Smart image analysis algorithms, fed by cameras carried by drones and ground vehicles, can help power companies prevent forest fires

7 min read
Smokey the AI

The 2021 Dixie Fire in northern California is suspected of being caused by Pacific Gas & Electric's equipment. The fire is the second-largest in California history.

Robyn Beck/AFP/Getty Images

The 2020 fire season in the United States was the worst in at least 70 years, with some 4 million hectares burned on the west coast alone. These West Coast fires killed at least 37 people, destroyed hundreds of structures, caused nearly US $20 billion in damage, and filled the air with smoke that threatened the health of millions of people. And this was on top of a 2018 fire season that burned more than 700,000 hectares of land in California, and a 2019-to-2020 wildfire season in Australia that torched nearly 18 million hectares.

While some of these fires started from human carelessness—or arson—far too many were sparked and spread by the electrical power infrastructure and power lines. The California Department of Forestry and Fire Protection (Cal Fire) calculates that nearly 100,000 burned hectares of those 2018 California fires were the fault of the electric power infrastructure, including the devastating Camp Fire, which wiped out most of the town of Paradise. And in July of this year, Pacific Gas & Electric indicated that blown fuses on one of its utility poles may have sparked the Dixie Fire, which burned nearly 400,000 hectares.

Until these recent disasters, most people, even those living in vulnerable areas, didn't give much thought to the fire risk from the electrical infrastructure. Power companies trim trees and inspect lines on a regular—if not particularly frequent—basis.
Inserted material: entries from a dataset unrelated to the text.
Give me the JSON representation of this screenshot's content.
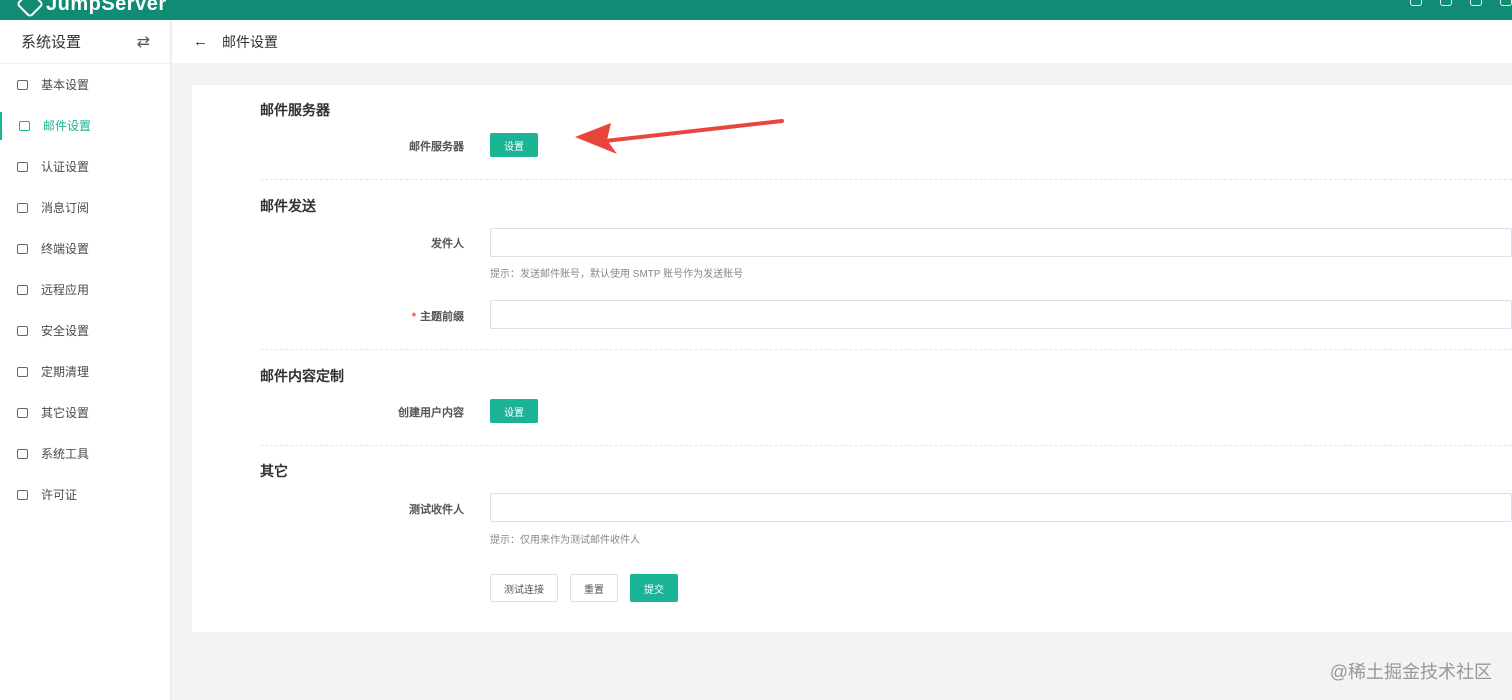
{
  "topbar": {
    "brand": "JumpServer",
    "icons": [
      "bell-icon",
      "message-icon",
      "settings-icon",
      "help-icon"
    ],
    "color": "#0f8c73"
  },
  "sidebar": {
    "title": "系统设置",
    "switch_icon": "swap-icon",
    "items": [
      {
        "label": "基本设置",
        "icon": "grid-icon",
        "active": false
      },
      {
        "label": "邮件设置",
        "icon": "mail-icon",
        "active": true
      },
      {
        "label": "认证设置",
        "icon": "id-card-icon",
        "active": false
      },
      {
        "label": "消息订阅",
        "icon": "bell-icon",
        "active": false
      },
      {
        "label": "终端设置",
        "icon": "terminal-icon",
        "active": false
      },
      {
        "label": "远程应用",
        "icon": "apps-icon",
        "active": false
      },
      {
        "label": "安全设置",
        "icon": "shield-icon",
        "active": false
      },
      {
        "label": "定期清理",
        "icon": "broom-icon",
        "active": false
      },
      {
        "label": "其它设置",
        "icon": "eye-icon",
        "active": false
      },
      {
        "label": "系统工具",
        "icon": "tools-icon",
        "active": false
      },
      {
        "label": "许可证",
        "icon": "diamond-icon",
        "active": false
      }
    ],
    "accent": "#1ab394"
  },
  "page": {
    "back_icon": "arrow-left-icon",
    "title": "邮件设置"
  },
  "form": {
    "section_server": {
      "title": "邮件服务器",
      "row_label": "邮件服务器",
      "button": "设置"
    },
    "section_send": {
      "title": "邮件发送",
      "sender_label": "发件人",
      "sender_value": "",
      "sender_hint": "提示：发送邮件账号，默认使用 SMTP 账号作为发送账号",
      "subject_required": "*",
      "subject_label": "主题前缀",
      "subject_value": ""
    },
    "section_content": {
      "title": "邮件内容定制",
      "row_label": "创建用户内容",
      "button": "设置"
    },
    "section_other": {
      "title": "其它",
      "recipient_label": "测试收件人",
      "recipient_value": "",
      "recipient_hint": "提示：仅用来作为测试邮件收件人"
    },
    "actions": {
      "test": "测试连接",
      "reset": "重置",
      "submit": "提交"
    }
  },
  "annotation": {
    "color": "#e8453c"
  },
  "watermark": "@稀土掘金技术社区"
}
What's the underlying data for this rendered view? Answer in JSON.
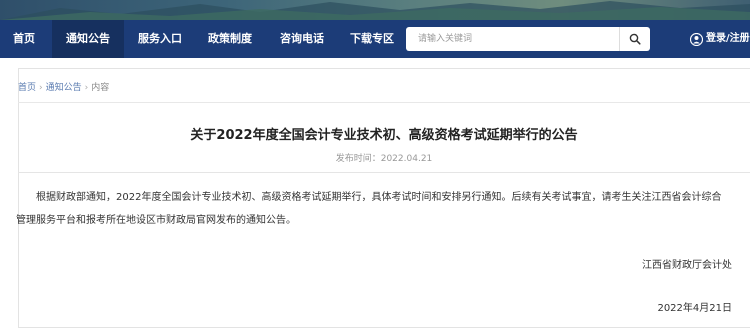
{
  "nav": {
    "items": [
      {
        "label": "首页",
        "active": false
      },
      {
        "label": "通知公告",
        "active": true
      },
      {
        "label": "服务入口",
        "active": false
      },
      {
        "label": "政策制度",
        "active": false
      },
      {
        "label": "咨询电话",
        "active": false
      },
      {
        "label": "下载专区",
        "active": false
      }
    ],
    "search_placeholder": "请输入关键词",
    "login_label": "登录/注册"
  },
  "breadcrumb": {
    "home": "首页",
    "section": "通知公告",
    "current": "内容",
    "separator": "›"
  },
  "article": {
    "title": "关于2022年度全国会计专业技术初、高级资格考试延期举行的公告",
    "pub_label": "发布时间：",
    "pub_date": "2022.04.21",
    "body_line1": "根据财政部通知，2022年度全国会计专业技术初、高级资格考试延期举行，具体考试时间和安排另行通知。后续有关考试事宜，请考生关注江西省会计综合",
    "body_line2": "管理服务平台和报考所在地设区市财政局官网发布的通知公告。",
    "signature_org": "江西省财政厅会计处",
    "signature_date": "2022年4月21日"
  },
  "colors": {
    "nav_bg": "#1c3c78",
    "nav_active_bg": "#16305f",
    "link": "#5a7bb0"
  },
  "icons": [
    "search-icon",
    "user-icon"
  ]
}
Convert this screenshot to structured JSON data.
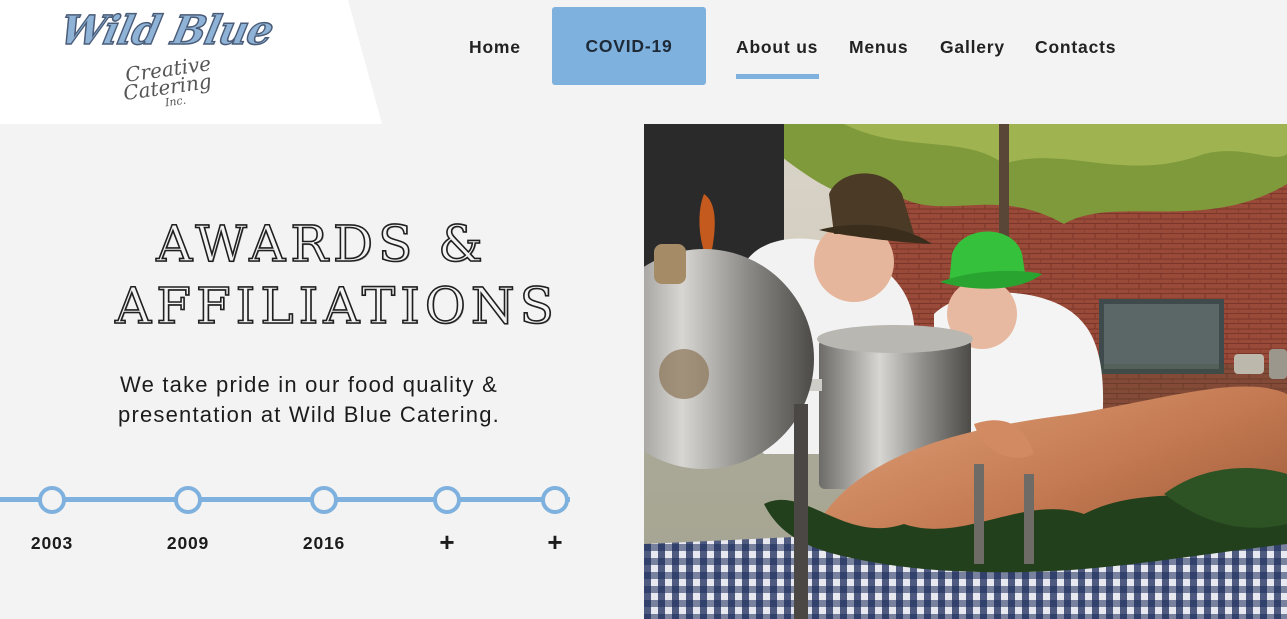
{
  "logo": {
    "main": "Wild Blue",
    "line1": "Creative",
    "line2": "Catering",
    "line3": "Inc."
  },
  "nav": {
    "home": "Home",
    "covid": "COVID-19",
    "about": "About us",
    "menus": "Menus",
    "gallery": "Gallery",
    "contacts": "Contacts",
    "active": "About us",
    "accent_color": "#7eb1de"
  },
  "hero": {
    "title_line1": "AWARDS &",
    "title_line2": "AFFILIATIONS",
    "tagline_line1": "We take pride in our food quality &",
    "tagline_line2": "presentation at Wild Blue Catering."
  },
  "timeline": {
    "items": [
      {
        "label": "2003"
      },
      {
        "label": "2009"
      },
      {
        "label": "2016"
      },
      {
        "label": "+"
      },
      {
        "label": "+"
      }
    ]
  },
  "photo": {
    "icon": "catering-chefs-photo"
  }
}
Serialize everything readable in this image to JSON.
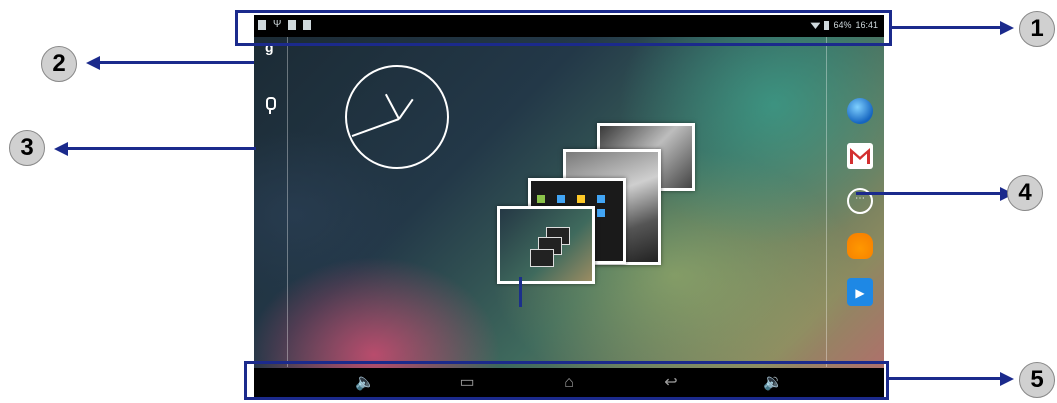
{
  "statusbar": {
    "battery_text": "64%",
    "time": "16:41"
  },
  "callouts": {
    "n1": "1",
    "n2": "2",
    "n3": "3",
    "n4": "4",
    "n5": "5"
  },
  "homescreen": {
    "search_glyph": "g",
    "left_icons": [
      "google-search-icon",
      "voice-search-icon"
    ],
    "dock_icons": [
      "browser-icon",
      "gmail-icon",
      "all-apps-icon",
      "play-music-icon",
      "play-movies-icon"
    ],
    "apps_glyph": "⋯",
    "video_glyph": "▶"
  },
  "navbar": {
    "volume_down_glyph": "🔈",
    "recents_glyph": "▭",
    "home_glyph": "⌂",
    "back_glyph": "↩",
    "volume_up_glyph": "🔉"
  },
  "colors": {
    "frame": "#1b2a8c",
    "callout_bg": "#d0d0d0"
  }
}
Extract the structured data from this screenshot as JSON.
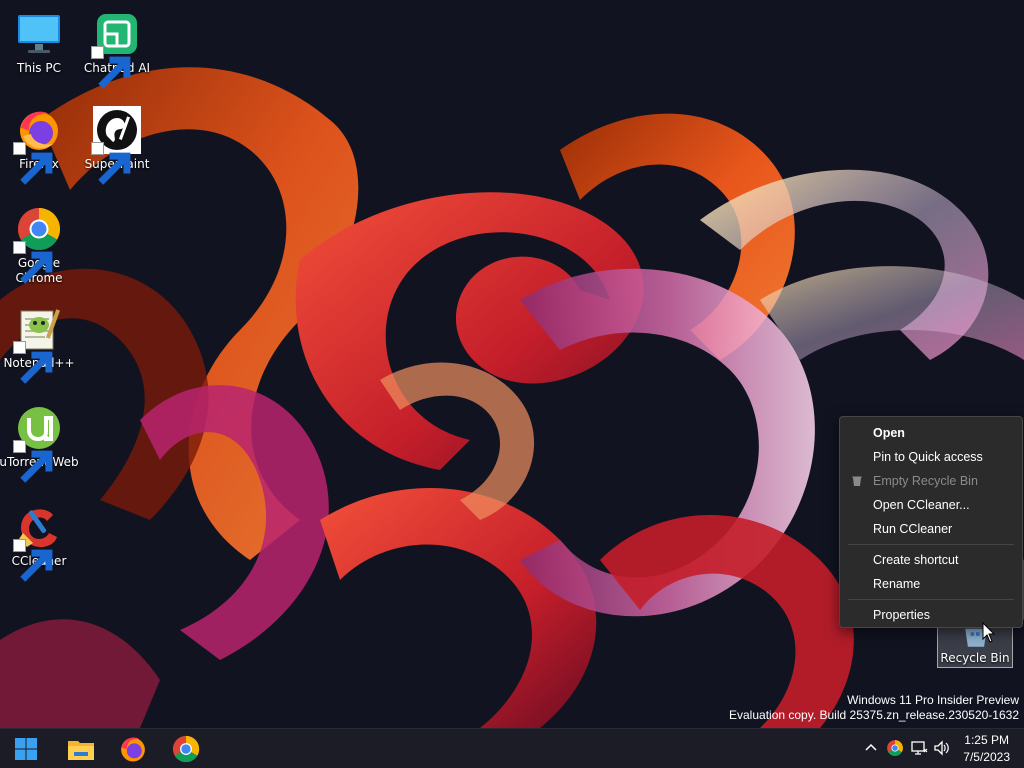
{
  "desktop": {
    "icons": [
      {
        "label": "This PC"
      },
      {
        "label": "Chatpad AI"
      },
      {
        "label": "Firefox"
      },
      {
        "label": "SuperPaint"
      },
      {
        "label": "Google Chrome"
      },
      {
        "label": "Notepad++"
      },
      {
        "label": "uTorrent Web"
      },
      {
        "label": "CCleaner"
      }
    ],
    "recycle_bin": {
      "label": "Recycle Bin"
    }
  },
  "context_menu": {
    "items": [
      {
        "label": "Open",
        "style": "bold"
      },
      {
        "label": "Pin to Quick access"
      },
      {
        "label": "Empty Recycle Bin",
        "state": "disabled"
      },
      {
        "label": "Open CCleaner..."
      },
      {
        "label": "Run CCleaner"
      },
      {
        "label": "Create shortcut"
      },
      {
        "label": "Rename"
      },
      {
        "label": "Properties"
      }
    ]
  },
  "watermark": {
    "line1": "Windows 11 Pro Insider Preview",
    "line2": "Evaluation copy. Build 25375.zn_release.230520-1632"
  },
  "taskbar": {
    "pinned": [
      "windows-start-icon",
      "file-explorer-icon",
      "firefox-icon",
      "chrome-icon"
    ],
    "tray": [
      "chevron-up-icon",
      "chrome-icon",
      "network-icon",
      "volume-icon"
    ],
    "clock": {
      "time": "1:25 PM",
      "date": "7/5/2023"
    }
  },
  "colors": {
    "background": "#111320",
    "menu_bg": "#2b2b2b",
    "taskbar_bg": "#1c1c26",
    "ribbon_orange": "#e8561c",
    "ribbon_red": "#c41e2a",
    "ribbon_pink": "#d36aa8"
  }
}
However, the frequency of these inspections has changed little over the years, even though climate change is causing drier and hotter weather conditions that lead up to more intense wildfires. In addition, many key electrical components are beyond their shelf lives, including insulators, transformers, arrestors, and splices that are more than 40 years old. Many transmission towers, most built for a 40-year lifespan, are entering their final decade.